Wednesday, August 01, 2012

Citation du 2 août 2012


Chacun tourne en réalités, / Autant qu'il peut, ses propres songes : / L'homme est de glace aux vérités ; / Il est de feu pour les mensonges.
La morale de la fable vaut parfois mieux que la fable elle-même. Qu’on me pardonne si je dis que c’est le cas pour celle-ci. En tout cas, je ne retiendrai de l’apologue du statuaire, qui, comme Pygmalion, succomba aux émois suscités par la statue qu’il venait de créer, que l’idée exposée ici : les mensonges ont plus de force que les vérités, parce que si la vérité est taillée aux dimensions de la réalité, les mensonges, eux, sont  moulés sur nos fantasmes.
On rappellera que les démocraties fonctionnent avec de tels principes : les élus sont portés au pouvoir sur un programme qui doit être l’expression de nos désirs – et tant pis si pour cela il a fallu mentir au peuple, parce que c’est cela qu’il voulait entendre.

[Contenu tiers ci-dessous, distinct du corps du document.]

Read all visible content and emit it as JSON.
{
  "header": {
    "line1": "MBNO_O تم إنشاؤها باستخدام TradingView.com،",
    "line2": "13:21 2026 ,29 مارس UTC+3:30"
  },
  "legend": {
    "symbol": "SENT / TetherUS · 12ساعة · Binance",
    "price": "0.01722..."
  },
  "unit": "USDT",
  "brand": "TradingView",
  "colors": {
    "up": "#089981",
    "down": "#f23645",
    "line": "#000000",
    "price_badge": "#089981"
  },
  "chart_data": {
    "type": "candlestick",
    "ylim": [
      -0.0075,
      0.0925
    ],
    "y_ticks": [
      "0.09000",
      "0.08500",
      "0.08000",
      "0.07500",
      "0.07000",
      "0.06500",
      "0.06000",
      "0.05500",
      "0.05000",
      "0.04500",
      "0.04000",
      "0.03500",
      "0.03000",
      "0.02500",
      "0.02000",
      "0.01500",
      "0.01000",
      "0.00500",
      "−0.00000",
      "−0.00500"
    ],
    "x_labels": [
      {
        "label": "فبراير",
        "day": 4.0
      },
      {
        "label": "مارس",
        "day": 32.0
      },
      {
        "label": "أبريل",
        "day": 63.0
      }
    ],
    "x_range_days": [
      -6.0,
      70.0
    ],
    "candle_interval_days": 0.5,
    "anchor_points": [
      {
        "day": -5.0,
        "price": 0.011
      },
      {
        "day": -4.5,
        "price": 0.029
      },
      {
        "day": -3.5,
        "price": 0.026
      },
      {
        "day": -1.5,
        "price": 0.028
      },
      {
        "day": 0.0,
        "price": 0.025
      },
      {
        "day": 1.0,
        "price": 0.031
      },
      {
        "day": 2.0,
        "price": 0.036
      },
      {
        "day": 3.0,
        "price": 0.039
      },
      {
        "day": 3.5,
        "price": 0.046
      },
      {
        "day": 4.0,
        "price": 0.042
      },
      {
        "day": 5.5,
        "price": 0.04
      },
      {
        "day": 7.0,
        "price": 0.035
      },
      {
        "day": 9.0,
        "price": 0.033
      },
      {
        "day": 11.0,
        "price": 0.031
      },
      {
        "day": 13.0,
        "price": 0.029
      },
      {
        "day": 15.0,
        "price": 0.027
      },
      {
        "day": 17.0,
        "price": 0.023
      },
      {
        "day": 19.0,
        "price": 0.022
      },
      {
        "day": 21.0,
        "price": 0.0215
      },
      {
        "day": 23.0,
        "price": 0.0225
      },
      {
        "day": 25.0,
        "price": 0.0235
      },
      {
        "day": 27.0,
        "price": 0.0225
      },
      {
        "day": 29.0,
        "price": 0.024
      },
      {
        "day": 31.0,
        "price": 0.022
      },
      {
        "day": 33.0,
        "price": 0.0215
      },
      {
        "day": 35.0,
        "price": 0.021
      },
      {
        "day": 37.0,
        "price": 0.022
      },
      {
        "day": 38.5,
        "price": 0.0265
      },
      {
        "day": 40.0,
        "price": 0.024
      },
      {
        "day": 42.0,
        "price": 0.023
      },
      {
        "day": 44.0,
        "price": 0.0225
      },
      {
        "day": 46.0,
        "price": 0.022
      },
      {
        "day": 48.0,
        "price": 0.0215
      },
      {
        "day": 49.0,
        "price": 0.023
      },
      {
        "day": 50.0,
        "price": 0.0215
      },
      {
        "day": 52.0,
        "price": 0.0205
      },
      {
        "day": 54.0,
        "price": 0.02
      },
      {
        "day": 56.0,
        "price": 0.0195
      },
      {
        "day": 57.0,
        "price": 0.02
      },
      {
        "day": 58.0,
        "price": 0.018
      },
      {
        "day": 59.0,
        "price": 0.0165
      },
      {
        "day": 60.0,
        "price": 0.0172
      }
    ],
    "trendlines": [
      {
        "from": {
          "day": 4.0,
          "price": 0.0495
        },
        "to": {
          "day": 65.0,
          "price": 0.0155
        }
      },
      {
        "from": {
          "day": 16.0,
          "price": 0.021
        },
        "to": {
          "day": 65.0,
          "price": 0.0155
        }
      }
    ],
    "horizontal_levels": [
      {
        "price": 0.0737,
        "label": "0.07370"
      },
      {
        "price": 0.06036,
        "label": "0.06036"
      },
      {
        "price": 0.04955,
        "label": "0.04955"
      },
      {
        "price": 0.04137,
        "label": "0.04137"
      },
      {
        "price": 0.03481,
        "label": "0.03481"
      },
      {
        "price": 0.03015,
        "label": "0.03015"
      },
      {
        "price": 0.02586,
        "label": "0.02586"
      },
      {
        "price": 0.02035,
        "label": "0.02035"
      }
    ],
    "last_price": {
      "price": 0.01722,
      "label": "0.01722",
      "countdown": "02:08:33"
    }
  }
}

Mais, s’en tenir à ce constat est un peu étriqué. En réalité, c’est une expression de la vie politique dans son ensemble. Lorsque le peuple accourt applaudir le tyran, lorsqu’il  ne lui résiste pas – alors qu’il le pourrait, lorsqu’il va pleurer sur sa tombe ou se réjouir à ses fêtes – qui pourtant lui ôtent le pain de la bouche, c’est exactement le même mécanisme. Le mensonge est rêve, et le rêve fait en nous brûler la passion. La Boétie disait que le peuple se soumettait au tyran non par lâcheté mais par plaisir. C’est vrai et c’est faux en même temps. Car le masochisme est une dimension de la psychologie individuelle et non collective. Par contre, il peut se faire que tous les hommes aient les mêmes désirs, et que ces désirs soient comblés par les promesses incarnés par le tyran.
Et quant aux mensonges désirés se joint un menteur adoré, l’engouement devient culte : c’est ainsi que les argentins ont fait d’Evita une véritable déesse.